No Kicking the Bucket



So I pulled into Will’s Pit Stop, a local convenience store, to get a refill in my 64 oz. insulated container that I’ve had forever. It’s so old . . . the store in Provo where I bought it (Harts) has been out of business for more than a decade. I still use it because it is large and keeps drinks cold all day long. The handle broke a while back but I put it back together with some black tape.

Anyway, I am filling my jug and a handsome Hispanic guy in his 20s looks over and, in a thick Mexican accent, says, “Hey, how much do you pay for that thing?” I explain that it ranges from 80 cents to $1.15. “He looks at me, then once again at the size of my refill, and says, “Oh, man. I gotta get me one of those buckets.”

TANGENT 1: When I proposed to my wife one fateful Christmas Day, she was expecting a ring when she opened the black velvet box, not a stack of refill coupons from Harts. Then again, I also did not expect to have to retreat so quickly to the closet where I had hidden the actual engagement ring.

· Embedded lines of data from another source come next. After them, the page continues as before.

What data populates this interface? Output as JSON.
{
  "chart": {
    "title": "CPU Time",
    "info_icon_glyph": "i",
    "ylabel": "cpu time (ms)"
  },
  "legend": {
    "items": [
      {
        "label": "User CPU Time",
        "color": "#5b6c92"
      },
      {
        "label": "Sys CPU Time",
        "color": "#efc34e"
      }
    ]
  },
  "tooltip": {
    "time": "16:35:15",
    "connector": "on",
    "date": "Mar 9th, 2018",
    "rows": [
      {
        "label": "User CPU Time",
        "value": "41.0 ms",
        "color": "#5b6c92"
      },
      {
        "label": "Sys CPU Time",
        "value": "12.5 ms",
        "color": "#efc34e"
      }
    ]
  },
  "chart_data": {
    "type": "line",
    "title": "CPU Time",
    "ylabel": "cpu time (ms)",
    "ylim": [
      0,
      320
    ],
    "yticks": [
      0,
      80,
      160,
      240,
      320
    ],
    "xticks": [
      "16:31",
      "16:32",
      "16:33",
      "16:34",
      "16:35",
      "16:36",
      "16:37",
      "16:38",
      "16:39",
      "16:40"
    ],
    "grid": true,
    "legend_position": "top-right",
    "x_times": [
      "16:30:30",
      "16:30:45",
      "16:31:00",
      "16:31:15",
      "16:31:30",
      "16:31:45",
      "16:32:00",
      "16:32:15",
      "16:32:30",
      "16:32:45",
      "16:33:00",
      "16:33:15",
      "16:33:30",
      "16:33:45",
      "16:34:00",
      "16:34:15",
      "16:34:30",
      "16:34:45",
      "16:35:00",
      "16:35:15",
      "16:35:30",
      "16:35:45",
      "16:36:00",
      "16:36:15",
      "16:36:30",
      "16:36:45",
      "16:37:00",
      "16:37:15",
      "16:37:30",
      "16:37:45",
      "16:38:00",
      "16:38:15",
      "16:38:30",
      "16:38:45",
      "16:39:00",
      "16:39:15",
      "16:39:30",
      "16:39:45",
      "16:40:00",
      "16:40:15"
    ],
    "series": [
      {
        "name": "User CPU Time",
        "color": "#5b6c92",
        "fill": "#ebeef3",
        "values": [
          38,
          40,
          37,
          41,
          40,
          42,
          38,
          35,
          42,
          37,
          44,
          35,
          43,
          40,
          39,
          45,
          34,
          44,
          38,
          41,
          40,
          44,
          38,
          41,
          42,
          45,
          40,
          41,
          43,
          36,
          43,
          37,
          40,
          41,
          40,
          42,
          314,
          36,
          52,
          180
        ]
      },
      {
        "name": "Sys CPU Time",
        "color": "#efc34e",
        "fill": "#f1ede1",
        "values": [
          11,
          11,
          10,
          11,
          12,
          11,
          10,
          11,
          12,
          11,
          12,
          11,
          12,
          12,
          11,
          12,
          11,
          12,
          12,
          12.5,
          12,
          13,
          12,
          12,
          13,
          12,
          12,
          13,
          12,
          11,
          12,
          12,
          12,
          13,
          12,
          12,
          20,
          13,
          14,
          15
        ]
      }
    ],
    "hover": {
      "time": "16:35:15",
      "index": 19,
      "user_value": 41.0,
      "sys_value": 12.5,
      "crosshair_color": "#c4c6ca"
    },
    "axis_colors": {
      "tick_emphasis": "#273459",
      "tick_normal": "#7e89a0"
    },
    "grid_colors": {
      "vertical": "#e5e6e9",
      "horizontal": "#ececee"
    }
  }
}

TANGENT 2: During my high school years we did not have a basketball standard at our house as it was built on a hill and what little level ground we had was either grass or a terraced strawberry patch. In one little section of driveway, however, I mounted a bucket with the bottom cut out so I could practice my jumpshots and “dunks” with a tennis ball.

TANGENT 3:
Our family has a variety of interesting nicknames. One brother whom I greatly admire is called Bucket. One of his boyhood friends just started calling him that and it stuck. In a later post I will share what I know about Speckle-Nosed Trout, Dusty Dan, Wiener, and my own legacy with nicknames.